Wir sind euch doch egal, warum sollte ich mich retten lassen wollen? Fragte sie mehr sich selbst.
Elrond packte entsetzt ihren Arm.
„Fass mich nicht an!" Er zog seine Hand zurück.
„Ihr seid uns nicht egal, ich verstehe deine Gefühle Kind. Wir hätten euch geholfen, hätten wir gewusst..."
„HÄTTET IHR GEWUSST, HÄTTET IHR GEWUSST. Das macht meine Familie auch nicht wieder lebendig." Das Gesicht des Elben wurde traurig.
Sie erhob sich, und rannte in die andere Richtung davon. Weit kam sie nicht, ihr Bein knickte erneut ein, und sie landete wieder auf dem schwarzem Boden.
Stöhnend setzte sie sich auf. Schritte verrieten ihr das der Elb ihr gefolgt war. Er kniete sich neben sie.
„Komm mit mir Mädchen, hier gibt es nichts mehr für dich." Er legte ihr eine Hand auf die Schulter. Trauer und Schmerz hatten ihr erneut Tränen in die Augen getrieben.

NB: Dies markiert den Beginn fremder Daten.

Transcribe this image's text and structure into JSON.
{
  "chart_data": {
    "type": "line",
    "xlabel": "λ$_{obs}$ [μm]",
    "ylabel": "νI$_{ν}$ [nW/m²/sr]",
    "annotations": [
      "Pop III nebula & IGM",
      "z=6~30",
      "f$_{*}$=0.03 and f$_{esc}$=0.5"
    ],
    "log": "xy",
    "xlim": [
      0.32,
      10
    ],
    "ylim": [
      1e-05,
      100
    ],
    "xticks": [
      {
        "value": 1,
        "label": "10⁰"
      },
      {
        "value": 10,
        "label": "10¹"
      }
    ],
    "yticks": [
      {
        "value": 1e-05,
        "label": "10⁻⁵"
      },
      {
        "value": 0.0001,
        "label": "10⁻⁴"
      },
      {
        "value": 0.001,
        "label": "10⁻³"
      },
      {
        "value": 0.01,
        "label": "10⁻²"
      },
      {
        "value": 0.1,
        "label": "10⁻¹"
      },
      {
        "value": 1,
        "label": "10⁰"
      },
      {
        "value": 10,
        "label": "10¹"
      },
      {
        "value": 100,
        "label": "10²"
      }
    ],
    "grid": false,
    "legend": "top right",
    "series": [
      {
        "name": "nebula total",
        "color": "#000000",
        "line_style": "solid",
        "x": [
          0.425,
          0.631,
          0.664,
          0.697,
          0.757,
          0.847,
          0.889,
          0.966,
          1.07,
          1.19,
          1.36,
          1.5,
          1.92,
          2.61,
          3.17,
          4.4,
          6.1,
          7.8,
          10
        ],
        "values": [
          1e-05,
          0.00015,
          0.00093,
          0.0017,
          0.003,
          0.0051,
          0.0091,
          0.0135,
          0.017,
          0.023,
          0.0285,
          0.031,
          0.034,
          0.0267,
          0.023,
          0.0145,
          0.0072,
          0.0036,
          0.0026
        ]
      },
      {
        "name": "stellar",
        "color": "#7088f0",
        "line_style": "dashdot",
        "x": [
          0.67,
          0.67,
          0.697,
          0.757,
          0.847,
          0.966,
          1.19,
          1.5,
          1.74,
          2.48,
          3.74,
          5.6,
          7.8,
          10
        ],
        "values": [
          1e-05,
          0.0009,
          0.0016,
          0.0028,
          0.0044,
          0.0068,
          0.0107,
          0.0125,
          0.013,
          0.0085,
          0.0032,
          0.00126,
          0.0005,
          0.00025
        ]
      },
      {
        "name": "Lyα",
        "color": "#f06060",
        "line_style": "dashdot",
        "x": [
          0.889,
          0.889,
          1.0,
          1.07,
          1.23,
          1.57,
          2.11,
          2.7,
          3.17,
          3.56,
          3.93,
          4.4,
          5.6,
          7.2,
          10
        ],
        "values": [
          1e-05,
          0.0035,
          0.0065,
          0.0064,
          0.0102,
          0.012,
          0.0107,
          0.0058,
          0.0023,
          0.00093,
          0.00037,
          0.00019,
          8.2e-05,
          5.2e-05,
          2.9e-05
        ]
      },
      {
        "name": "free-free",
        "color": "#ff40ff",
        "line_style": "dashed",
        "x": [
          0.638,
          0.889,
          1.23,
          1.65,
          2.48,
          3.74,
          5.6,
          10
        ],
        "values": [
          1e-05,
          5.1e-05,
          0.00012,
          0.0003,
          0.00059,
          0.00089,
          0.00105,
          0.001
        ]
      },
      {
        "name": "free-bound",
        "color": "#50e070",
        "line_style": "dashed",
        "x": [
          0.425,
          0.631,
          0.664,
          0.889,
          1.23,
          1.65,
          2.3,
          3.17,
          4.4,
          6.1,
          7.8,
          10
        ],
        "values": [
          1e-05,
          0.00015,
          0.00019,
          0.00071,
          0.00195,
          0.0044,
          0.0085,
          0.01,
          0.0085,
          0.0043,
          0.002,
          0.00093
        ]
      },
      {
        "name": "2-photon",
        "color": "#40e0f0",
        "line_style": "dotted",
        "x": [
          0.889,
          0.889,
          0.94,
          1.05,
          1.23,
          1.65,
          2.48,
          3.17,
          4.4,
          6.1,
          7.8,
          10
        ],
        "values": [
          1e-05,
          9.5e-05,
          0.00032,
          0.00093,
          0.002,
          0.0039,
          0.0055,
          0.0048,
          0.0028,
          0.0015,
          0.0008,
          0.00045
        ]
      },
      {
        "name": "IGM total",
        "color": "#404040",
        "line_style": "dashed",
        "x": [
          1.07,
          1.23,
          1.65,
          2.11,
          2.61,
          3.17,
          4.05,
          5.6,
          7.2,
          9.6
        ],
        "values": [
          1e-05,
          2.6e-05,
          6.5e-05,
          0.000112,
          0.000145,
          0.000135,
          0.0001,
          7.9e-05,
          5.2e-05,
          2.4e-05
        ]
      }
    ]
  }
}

„Und was ist mit meiner Familie, ich kann sie hier nicht einfach zurücklassen." Er sah sich suchend um.
„Und wo sind sie?" fragte Elrond, er kannte die Antwort allerdings schon. Awarî deutete zum Dorfrand. Elrond nickte im Verstehen.
„Ich verspreche dir, das sie ihre letzte Ehre bekommen werden." Sagte er sanft. Awarî fasste in bisschen Vertrauen. Auch sie nickte im Einverständnis.
Sie ließ es zu, das Elrond sie auf die Arme nahm, und von diesem Ort der Grausamkeit fortbrachte.